The minister said despite the progress made so far in attempts to address the Niger Delta militancy, he could not predict an end to the attacks.
“I think the Niger Delta issue is a major problem because you simply can’t get a final handle on it until it is resolved and you will never know when it will be resolved,” he stated.
He further explained: “We have made a lot of progress on that, production is up 1.9mbpd to 1.95mbpd, from the lows of 1.4mbpd.
“Militancy attacks are less, an average of one every month, as opposed to five to six every week when they first started early in the year.
“We still have sporadic attacks which simply mean that we still have not sufficiently addressed all the issues that need to be addressed;
“Not just by myself but also the Minister of the Niger Delta and other ministers that are working feverishly to try and get the convergence on some of the models that we are trying to deploy in the Niger Delta.”
OPEC produces a third of global oil, or around 33.6 million barrels per day, and under the Wednesday deal it would reduce output by around 1.2 million bpd from January 2017.
Saudi Arabia will take the lion’s share of cuts by reducing output by almost 0.5 million bpd to 10.06 million bpd. Its Gulf OPEC allies – the United Arab Emirates, Kuwait and Qatar – would cut by a total 0.3 million bpd.
Iraq, which had insisted on higher output quotas to fund its fight against Islamic State militants, unexpectedly agreed to reduce production – by 0.2 million bpd.

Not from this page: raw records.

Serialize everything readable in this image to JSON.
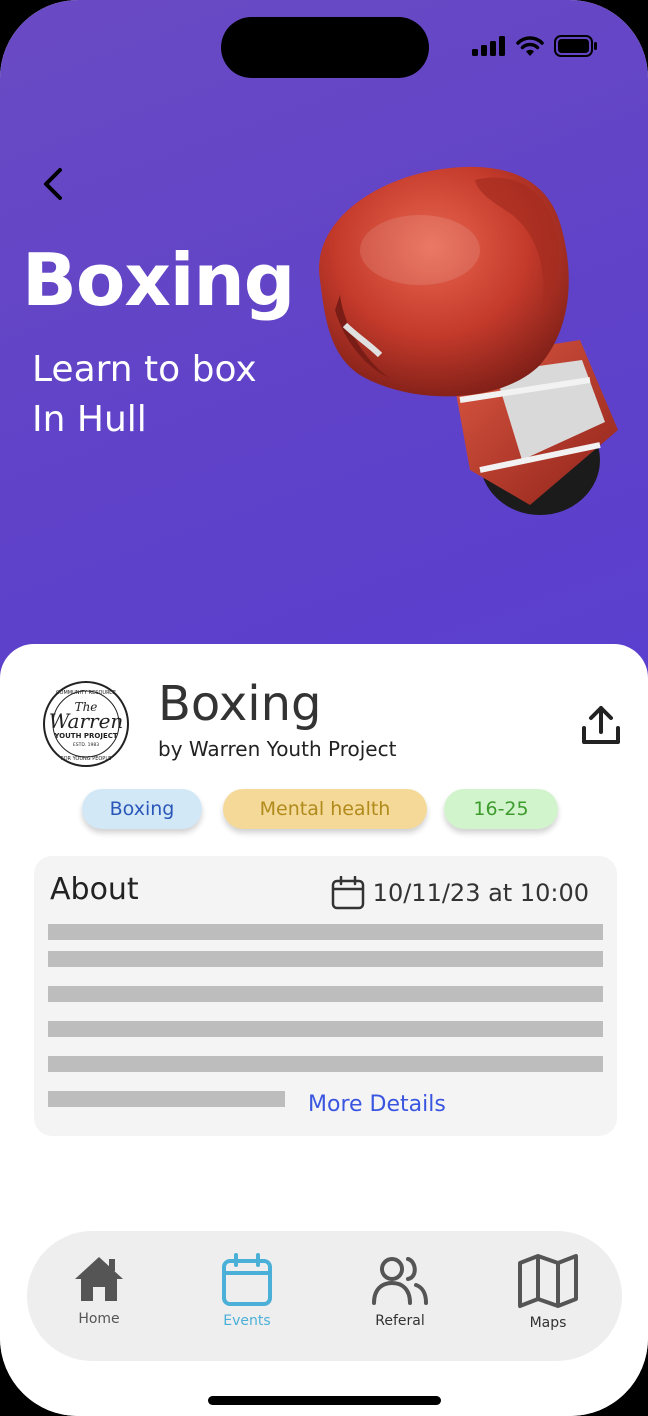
{
  "hero": {
    "title": "Boxing",
    "subtitle_line1": "Learn to box",
    "subtitle_line2": "In Hull"
  },
  "event": {
    "title": "Boxing",
    "organizer": "by Warren Youth Project",
    "logo_text": {
      "top": "COMMUNITY RESOURCE",
      "the": "The",
      "name": "Warren",
      "sub": "YOUTH PROJECT",
      "est": "ESTD. 1983",
      "bottom": "FOR YOUNG PEOPLE"
    }
  },
  "tags": [
    {
      "label": "Boxing",
      "bg": "#d2e8f7",
      "color": "#2b58b8"
    },
    {
      "label": "Mental health",
      "bg": "#f5d998",
      "color": "#b08b1c"
    },
    {
      "label": "16-25",
      "bg": "#d2f4cc",
      "color": "#3e9b2e"
    }
  ],
  "about": {
    "title": "About",
    "date": "10/11/23 at 10:00",
    "more_link": "More Details"
  },
  "nav": {
    "items": [
      {
        "label": "Home",
        "icon": "home-icon",
        "color": "#555555"
      },
      {
        "label": "Events",
        "icon": "calendar-icon",
        "color": "#4ab0d8",
        "active": true
      },
      {
        "label": "Referal",
        "icon": "users-icon",
        "color": "#555555"
      },
      {
        "label": "Maps",
        "icon": "map-icon",
        "color": "#555555"
      }
    ]
  },
  "colors": {
    "hero_bg": "#5f42c8",
    "accent": "#3a55e0",
    "active_nav": "#4ab0d8"
  }
}
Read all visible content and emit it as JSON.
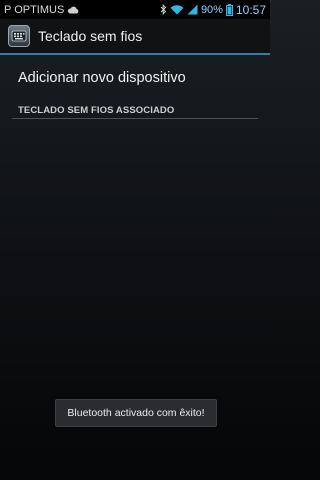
{
  "status_bar": {
    "carrier": "P OPTIMUS",
    "battery_percent": "90%",
    "time": "10:57",
    "icons": [
      "cloud-icon",
      "bluetooth-icon",
      "wifi-icon",
      "signal-icon",
      "battery-icon"
    ]
  },
  "action_bar": {
    "title": "Teclado sem fios",
    "icon": "keyboard-icon"
  },
  "content": {
    "add_device_label": "Adicionar novo dispositivo",
    "paired_section_header": "TECLADO SEM FIOS ASSOCIADO"
  },
  "toast": {
    "message": "Bluetooth activado com êxito!"
  },
  "colors": {
    "accent": "#2f7fae",
    "status_highlight": "#8fd3ff"
  }
}
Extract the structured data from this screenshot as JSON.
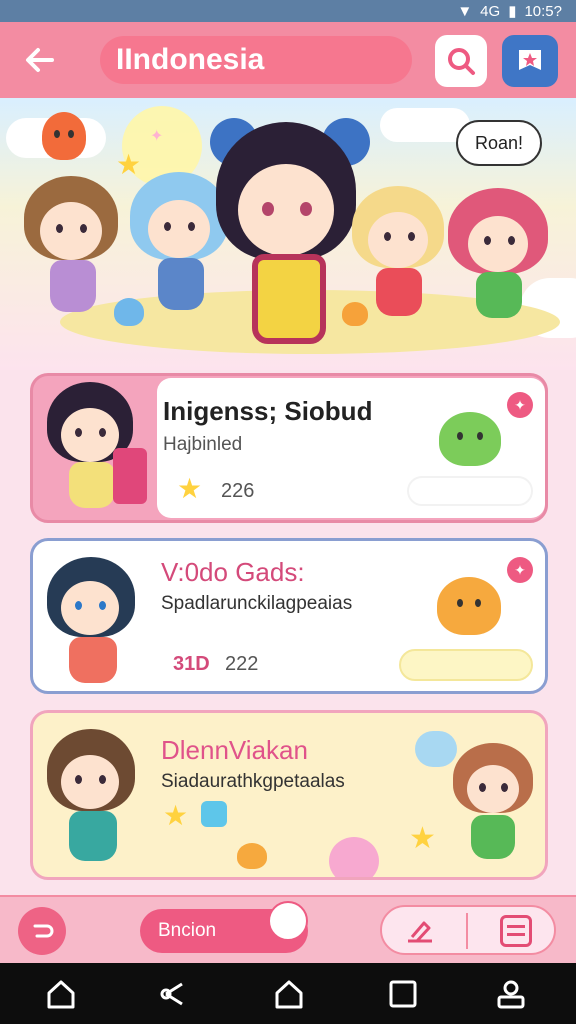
{
  "status_bar": {
    "signal": "4G",
    "time": "10:5?"
  },
  "header": {
    "title": "IIndonesia"
  },
  "hero": {
    "speech_bubble": "Roan!"
  },
  "cards": [
    {
      "title": "Inigenss; Siobud",
      "subtitle": "Hajbinled",
      "count": "226",
      "count_prefix": "",
      "title_color": "#222222"
    },
    {
      "title": "V:0do Gads:",
      "subtitle": "Spadlarunckilagpeaias",
      "count": "222",
      "count_prefix": "31D",
      "title_color": "#d44a7a"
    },
    {
      "title": "DlennViakan",
      "subtitle": "Siadaurathkgpetaalas",
      "count": "",
      "count_prefix": "",
      "title_color": "#e0538a"
    }
  ],
  "bottom_bar": {
    "pill_label": "Bncion"
  },
  "colors": {
    "accent": "#f38ca2",
    "primary_pink": "#ee5a82",
    "blue": "#3f76c6"
  }
}
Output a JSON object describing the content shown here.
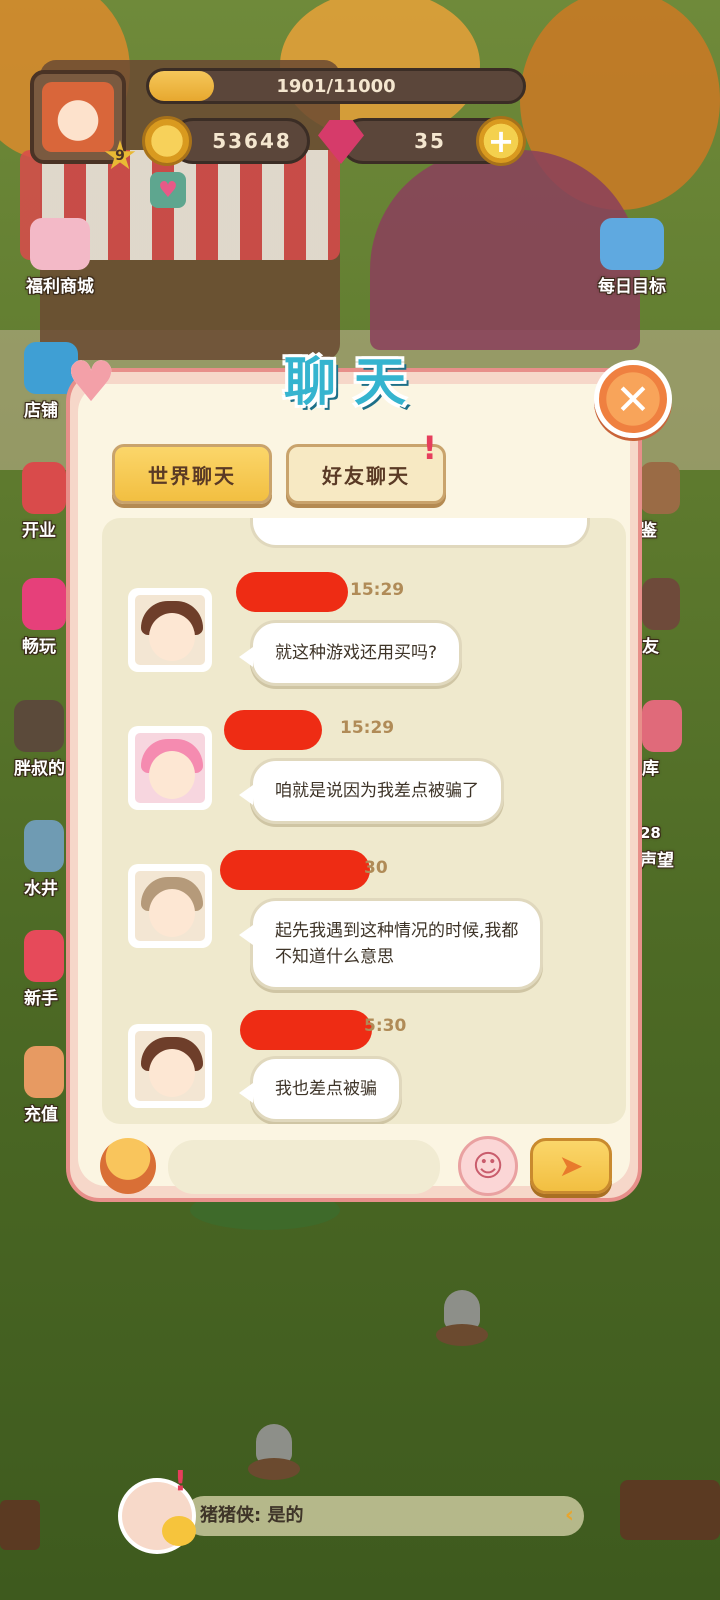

OPEC president Qatar said non-OPEC producers had agreed to reduce output by a further 0.6 million bpd, of which Russia would contribute some 0.3 million.
A combined output reduction of 1.8 million bpd by OPEC and non-OPEC represents almost 2 percent of global output and would help the market clear a stocks overhang, which had sent prices crashing from levels as high as $115 a barrel seen in mid-2014.
Top oil exporter Saudi Arabia faces the unenviable tasks of policing cartel members and keeping crude prices within a range that will relieve pressure on oil-producing countries’ economies, but which will dissuade non-OPEC producers from increasing output.